I think the quantum mechanics chapter misses a lot of opportunities. I would be biased and self-aggrandizing if I were to criticize it for failing to contrast the Copenhagen interpretation with hidden-variable theories, or failing to discuss the role of indeterminacy in rabbinic ontology, so I won't. But more objectively, I think the book misrepresents the Copenhagen interpretation. The main idea that he takes from it is that the observer's consciousness determines reality, and this is used as a jumping-off point to discuss the importance of consciousness and kavanah. He fails to note that the idea that human consciousness causes wavefunction collapse is very much a fringe version of the Copenhagen interpretation, and there are other explanations (e.g. decoherence) that don't depend on giving the human mind a special status and thus do better by Occam's Razor.
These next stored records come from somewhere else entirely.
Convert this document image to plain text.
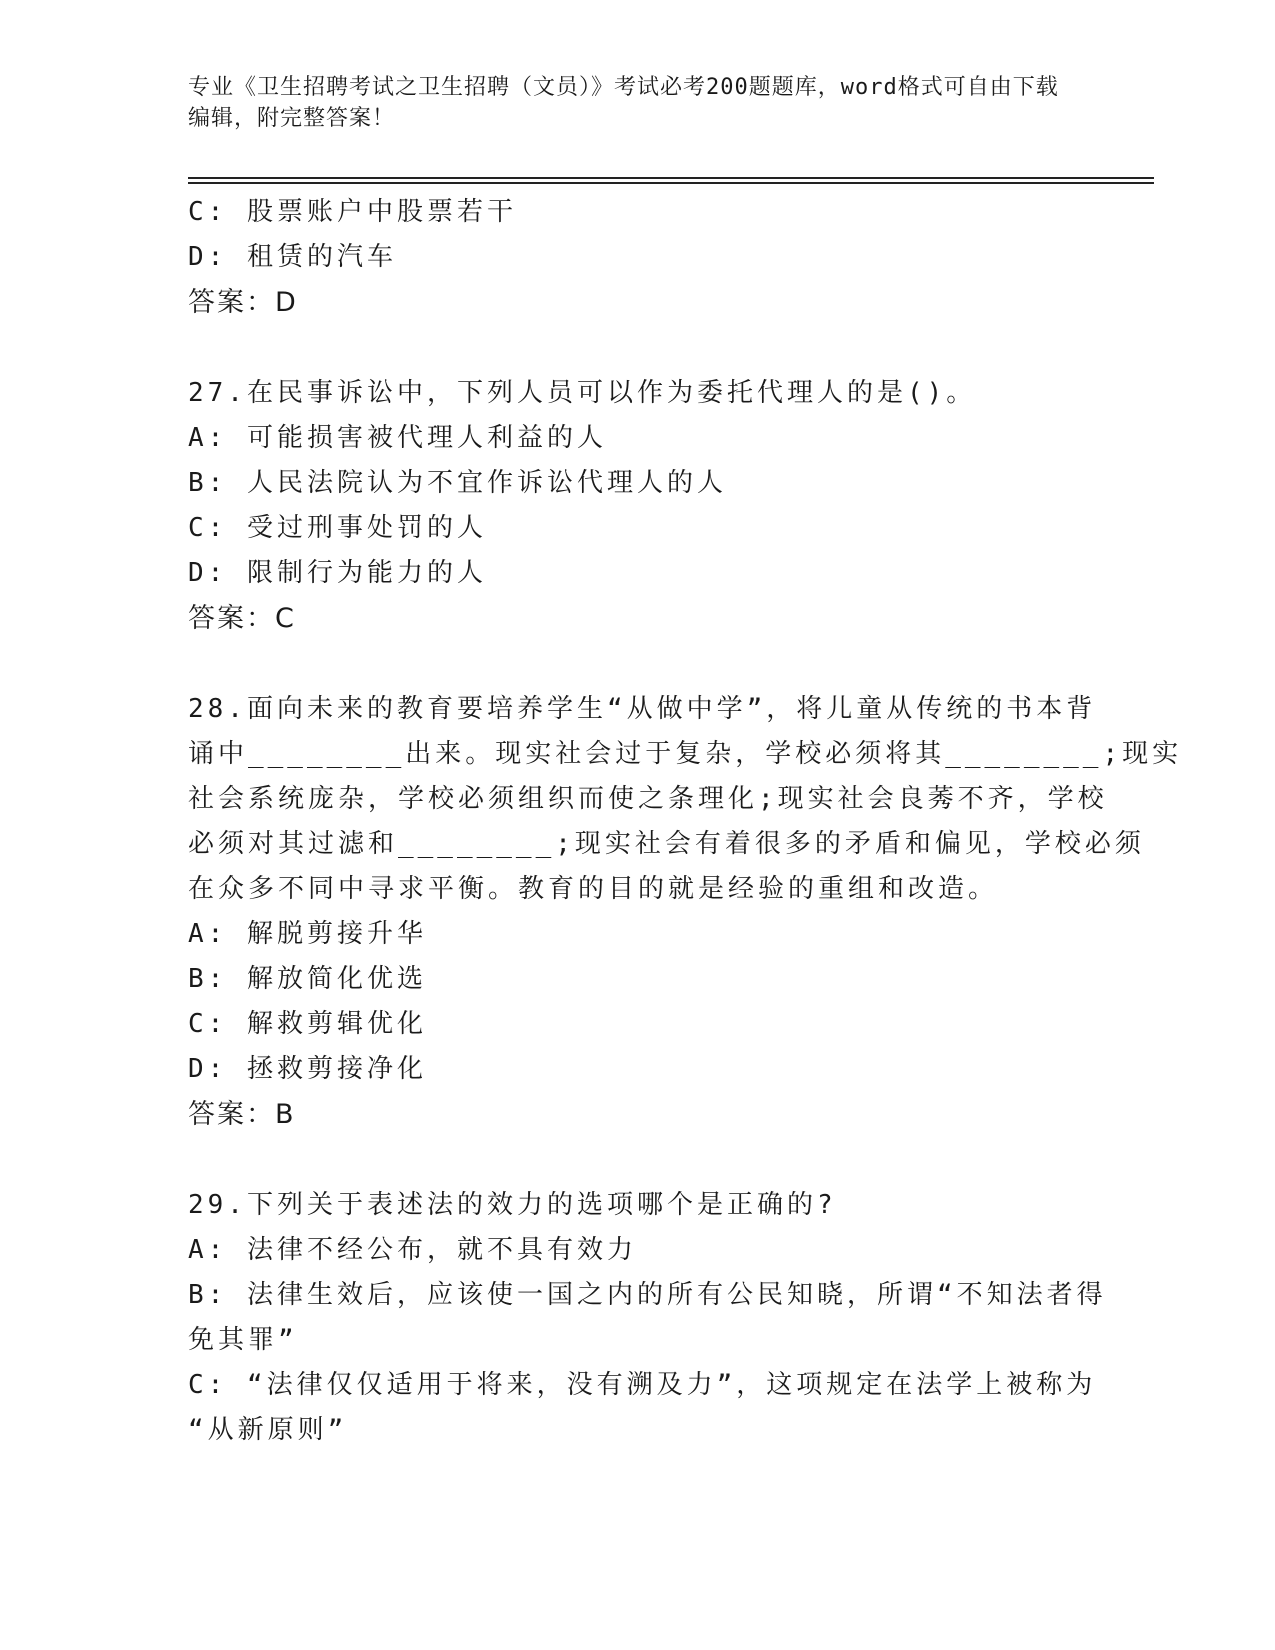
专业《卫生招聘考试之卫生招聘（文员）》考试必考200题题库，word格式可自由下载编辑，附完整答案！
C: 股票账户中股票若干
D: 租赁的汽车
答案：D
27.在民事诉讼中，下列人员可以作为委托代理人的是()。
A: 可能损害被代理人利益的人
B: 人民法院认为不宜作诉讼代理人的人
C: 受过刑事处罚的人
D: 限制行为能力的人
答案：C
28.面向未来的教育要培养学生“从做中学”，将儿童从传统的书本背
诵中________出来。现实社会过于复杂，学校必须将其________;现实
社会系统庞杂，学校必须组织而使之条理化;现实社会良莠不齐，学校
必须对其过滤和________;现实社会有着很多的矛盾和偏见，学校必须
在众多不同中寻求平衡。教育的目的就是经验的重组和改造。
A: 解脱剪接升华
B: 解放简化优选
C: 解救剪辑优化
D: 拯救剪接净化
答案：B
29.下列关于表述法的效力的选项哪个是正确的?
A: 法律不经公布，就不具有效力
B: 法律生效后，应该使一国之内的所有公民知晓，所谓“不知法者得
免其罪”
C: “法律仅仅适用于将来，没有溯及力”，这项规定在法学上被称为
“从新原则”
The other interpretation of quantum mechanics discussed is the Many Worlds interpretation, which is a jumping-off point to talk about midrash ("what if?") and to reject ethnocentrism. These connections feel forced to me, and don't represent the most significant philosophical consequences of quantum mechanics.

The final chapter asks "Can a physicist pray?" (p. 259) More specifically, Nelson is asking whether it is possible to interact with an infinite God who spans the entire universe. His answer is "yes", but in a way that I don't find very satisfying. He refers to Hasidic meditative practices and proposes:
If we are willing to consider the Hasidic ploy of declaring the "plain meaning of the words" to be completely irrelevant, then we can even bring our sense of God in the universe, crafted as it is with metaphors from the world of physics, into the synagogue. There we can meditate on the unity of all matter, all space, all time, and all energy, while chanting the traditional prayer as a sort of mantra designed not to remind us of a particular message but to allow us to rise above all particular messages to focus on the one universal message: There is unity, structure, beauty, and meaning in the world. (p. 266)
So if prayer is a meditation on the whole universe, then why should we keep doing in the Jewish milieu? Nelson's answer is community and tradition (p. 267-68). I am not content with the idea of maintaining Jewish traditions because our parents did it and our friends are doing it, while holding our modern ideas about physics and the universe, and not forcing them to interact (and I am confused that Nelson appears to come to this conclusion after suggesting otherwise for the rest of the book). Our evolving interpretive tradition can and must be in dialogue with our scientific knowledge. Our classic texts cannot be merely mantras that we chant to maintain continuity with the past; we can read our newer understanding of the universe into the texts themselves.

Anyway, I'm sure all these issues will be worked out in the second edition. Go read the book, and then we can discuss it more.